THERE were similar writers in England. At the end of the seventeenth century John Locke, the mouthpiece of the Whigs, in his Civil Government, defended the idea of natural rights and found arguments in favour of subjects as against princes. Absolute government had been advocated by Filmer, the exponent of the Divine Right of Kings, and Thomas Hobbes, who in his Leviathan ingeniously turned the " contract " theory to the support of absolutism. This Contract theory was an attempt to explain the origin of government on a priori (from cause to effect) principles. Men, it was said, had surrendered to government their natural right to seek their own interests in their own way. One school, typified later by Rousseau, argued that men only did so in return for definite advantages, their natural state being one of great freedom and innocence, and, if a government failed to give them these advantages, the contract was at an end, and men had the right to change their government.

Hobbes, a little less unhistorically, said that the natural state of man was brutish and nasty, and that man owed everything to government, and, having once made the surrender of his rights, could not now resume them. Filmer, in his Patri-archa really came nearer to the truth, which is that no such contract was ever made, and that in primitive times Man lived under the most direct of all tyrannies-the tyranny of his father. The general tendency of eighteenth-century thought in England and France was towards Locke's argument.

These social ideas were coupled with the justification of individualism. The moral individualism of the Protestant reformers had co-existed with a high degree of state interference in economic life. Throughout the seventeenth and eighteenth centuries there was a strong current of feeling in favour of non-interference in anything which could possibly be left to individuals. Adam Smith's Wealth of Nations advocated it very cogently, and there was a school of " Physiocrats " in France who popularised the principle, as yet untried in practice, of laissez-faire-" leave things alone." The greatest advocate of individualism was Bentham, who at an early age published in 1776 his Fragment on Government, and who later played a great part in the sweeping away of mediaeval lumber in the spheres of law and commerce.

In France the seventeenth century had been a time of toleration, and Huguenots had done great things in the national service. In his later years Louis XIV. revoked Henry IV.'s Edict of Nantes (1685), and by mean forms of pressure forced a million Huguenots to conform. A hundred thousand escaped from France and carried their industrial skill and their religious persistence to Holland, Prussia, England, and America. The French Church, thus unified, did not gain in health: there was not much active persecution, but there was no crusading energy. By 1770 the Jesuits were temporarily suppressed throughout Catholic countries, so much had times changed in two hundred years. Similar apathy came over religion in most of the Latin countries where Jews, Moors, and other heretics had been expelled or made to conform.

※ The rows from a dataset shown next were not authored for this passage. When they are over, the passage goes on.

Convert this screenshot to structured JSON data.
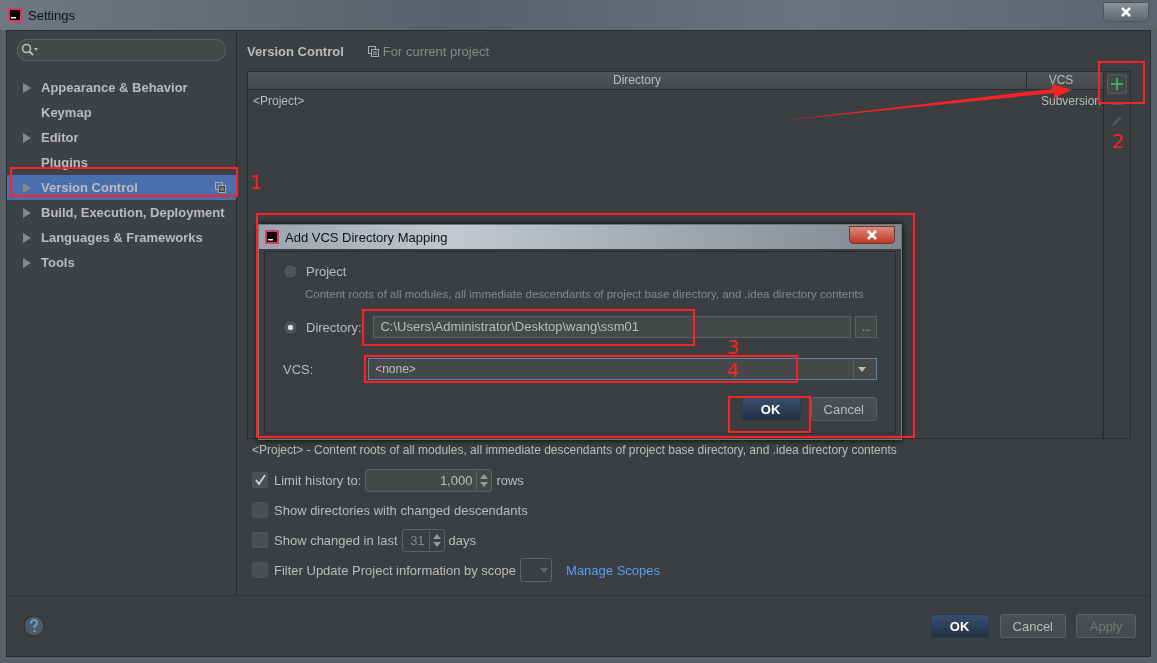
{
  "window": {
    "title": "Settings"
  },
  "sidebar": {
    "items": [
      {
        "label": "Appearance & Behavior",
        "expandable": true,
        "selected": false,
        "project_scoped": false
      },
      {
        "label": "Keymap",
        "expandable": false,
        "selected": false,
        "project_scoped": false
      },
      {
        "label": "Editor",
        "expandable": true,
        "selected": false,
        "project_scoped": false
      },
      {
        "label": "Plugins",
        "expandable": false,
        "selected": false,
        "project_scoped": false
      },
      {
        "label": "Version Control",
        "expandable": true,
        "selected": true,
        "project_scoped": true
      },
      {
        "label": "Build, Execution, Deployment",
        "expandable": true,
        "selected": false,
        "project_scoped": false
      },
      {
        "label": "Languages & Frameworks",
        "expandable": true,
        "selected": false,
        "project_scoped": false
      },
      {
        "label": "Tools",
        "expandable": true,
        "selected": false,
        "project_scoped": false
      }
    ]
  },
  "content": {
    "title": "Version Control",
    "scope": "For current project"
  },
  "table": {
    "columns": [
      "Directory",
      "VCS"
    ],
    "rows": [
      {
        "directory": "<Project>",
        "vcs": "Subversion"
      }
    ]
  },
  "note": "<Project> - Content roots of all modules, all immediate descendants of project base directory, and .idea directory contents",
  "options": [
    {
      "kind": "spinner",
      "label": "Limit history to:",
      "checked": true,
      "value": "1,000",
      "suffix": "rows",
      "disabled": false
    },
    {
      "kind": "plain",
      "label": "Show directories with changed descendants",
      "checked": false
    },
    {
      "kind": "spinner",
      "label": "Show changed in last",
      "checked": false,
      "value": "31",
      "suffix": "days",
      "disabled": true
    },
    {
      "kind": "scope",
      "label": "Filter Update Project information by scope",
      "checked": false,
      "link": "Manage Scopes"
    }
  ],
  "buttons": [
    {
      "label": "OK",
      "primary": true,
      "disabled": false
    },
    {
      "label": "Cancel",
      "primary": false,
      "disabled": false
    },
    {
      "label": "Apply",
      "primary": false,
      "disabled": true
    }
  ],
  "dialog": {
    "title": "Add VCS Directory Mapping",
    "choices": [
      {
        "label": "Project",
        "selected": false,
        "hint": "Content roots of all modules, all immediate descendants of project base directory, and .idea directory contents"
      },
      {
        "label": "Directory:",
        "selected": true,
        "value": "C:\\Users\\Administrator\\Desktop\\wang\\ssm01",
        "browse": "..."
      }
    ],
    "vcs_label": "VCS:",
    "vcs_value": "<none>",
    "buttons": [
      {
        "label": "OK",
        "primary": true
      },
      {
        "label": "Cancel",
        "primary": false
      }
    ]
  },
  "annotations": [
    {
      "label": "1"
    },
    {
      "label": "2"
    },
    {
      "label": "3"
    },
    {
      "label": "4"
    }
  ]
}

England was more fortunate in that comparatively few Catholics or Nonconformists were driven into exile. But during the seventeenth century almost every generation of clergymen had had to adapt their views to those of some new government as an alternative to giving up their livings. Those who retained office were, inevitably, the more pliant. In the eighteenth century parish clergy were sometimes inoffensive, ineffective gentlemen, sometimes sycophantic topers-in either case generally Tories. The bishops, selected by the government, were often time-servers and sceptics, frequently absentees from their dioceses.

It must not be imagined that there was no religious feeling -Dr. Johnson, for instance, was strongly religious. But the commonest belief was a diluted Deism, which recognised the probable existence of a Supreme Being, credited Him with kindly rational sentiments and a preference for the established social order, and tolerated drunkenness and license in private behaviour as well as callous brutality towards prisoners, paupers, lunatics, apprentices, negro slaves, chimney sweeps, sailors, and schoolboys. Life was then rougher for even the wealthiest than it is now, and the sufferings of the poor were proportionately less striking, while many good men who did not interfere to prevent cruelty would certainly not themselves have been cruel. Philanthropists did indeed appear during the century, amongst whom, John Howard (1726-90), the prison reformer, was typical.